Thursday, August 13, 2015


I finally finished my schedules. Phew!! They are not my favorite thing to work on, but so vital. Once they are in place, the rest comes much easier!

This is how I do them. I take my students and look at their goals and objectives, and other important information such as behaviors and communication needs. I always know a few of the kids since I have them for 3 years, so I also consider their personalities. If it's a brand new classroom and new students, you do the best you can with the information you have, and then adjust as the days go by. I will likely make some changes that first week, and then smaller ones later, as we see how the schedule works.

I try to have several variations of groupings, so that I can have solid workable groups of twos, threes and fours.

I plug them into the schedule by periods and color code them by the person who will be working with them during that rotation. The color codes are in the last column. I also put all the adult's lunches on there, too. You can also see these on the right. This way it's easy to see where the adults are going to be throughout the day. I put numbers instead of student's names for the purposes of this blog.

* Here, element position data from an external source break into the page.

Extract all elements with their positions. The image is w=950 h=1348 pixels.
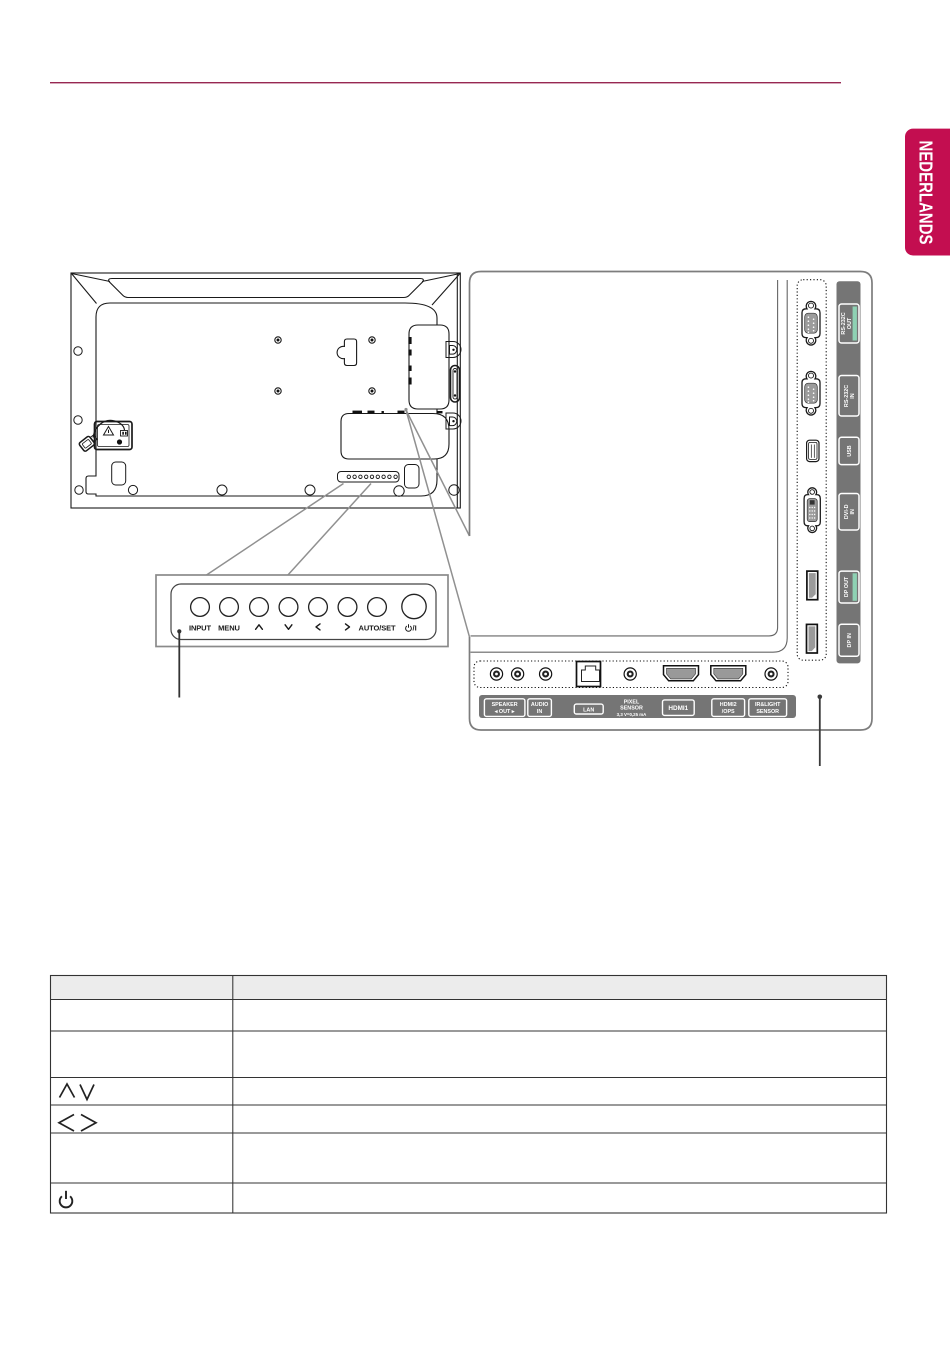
svg-text:NEDERLANDS: NEDERLANDS <box>916 141 936 245</box>
svg-text:SENSOR: SENSOR <box>756 709 779 715</box>
svg-text:/OPS: /OPS <box>722 709 735 715</box>
svg-text:SPEAKER: SPEAKER <box>492 702 518 708</box>
svg-text:IR&LIGHT: IR&LIGHT <box>755 702 781 708</box>
svg-text:DP OUT: DP OUT <box>844 576 850 597</box>
svg-text:DP IN: DP IN <box>847 633 853 647</box>
svg-text:AUDIO: AUDIO <box>531 702 548 708</box>
svg-text:3,3 V=0,25 mA: 3,3 V=0,25 mA <box>617 712 647 717</box>
svg-text:SENSOR: SENSOR <box>620 706 643 712</box>
svg-text:MENU: MENU <box>218 624 240 633</box>
svg-text:◂ OUT ▸: ◂ OUT ▸ <box>494 709 515 715</box>
svg-text:LAN: LAN <box>583 707 594 713</box>
svg-text:/I: /I <box>413 624 417 633</box>
svg-text:AUTO/SET: AUTO/SET <box>359 624 397 633</box>
svg-text:INPUT: INPUT <box>189 624 212 633</box>
svg-text:HDMI2: HDMI2 <box>720 702 737 708</box>
svg-text:USB: USB <box>847 445 853 456</box>
svg-text:IN: IN <box>537 709 542 715</box>
svg-text:HDMI1: HDMI1 <box>668 705 688 712</box>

Aside from PE and lunch, my students don't do much inclusion, unless a student has a talent, or is greatly interested in a subject, or is approaching grade level in  a specific area, such as Math, or LA.  I will have 2 students that will be taking art which is not reflected in this schedule but I will make those changes once I see when they are taking it. My program is self-contained, and there are other programs for students who are academically closer to their gen ed peers, but might need more support to be successful.

Finally, I do the adult schedules. Even though they can see where they are going to be each period in the student schedules, the adult schedule provides a little more detail about specifics like setting up schedules. When I do the adult schedule, I try to make sure that adults work with a variety of students and have some down time where they are prepping, or setting up stations. This is to prevent the burn out you can get working with the same students, or constantly going, going, going.

In the next couple of blog posts I will share my Paraprofessional handbook, where I have more information about my program and expectations as well as information about the various disabilities we work with, and then my Curriculum map for the year.

1 comment:

  1. How do you display your schedule in your room for yourself and your staff? I read all of your blog posts today and can't wait to implement some your or rotations and such into my room!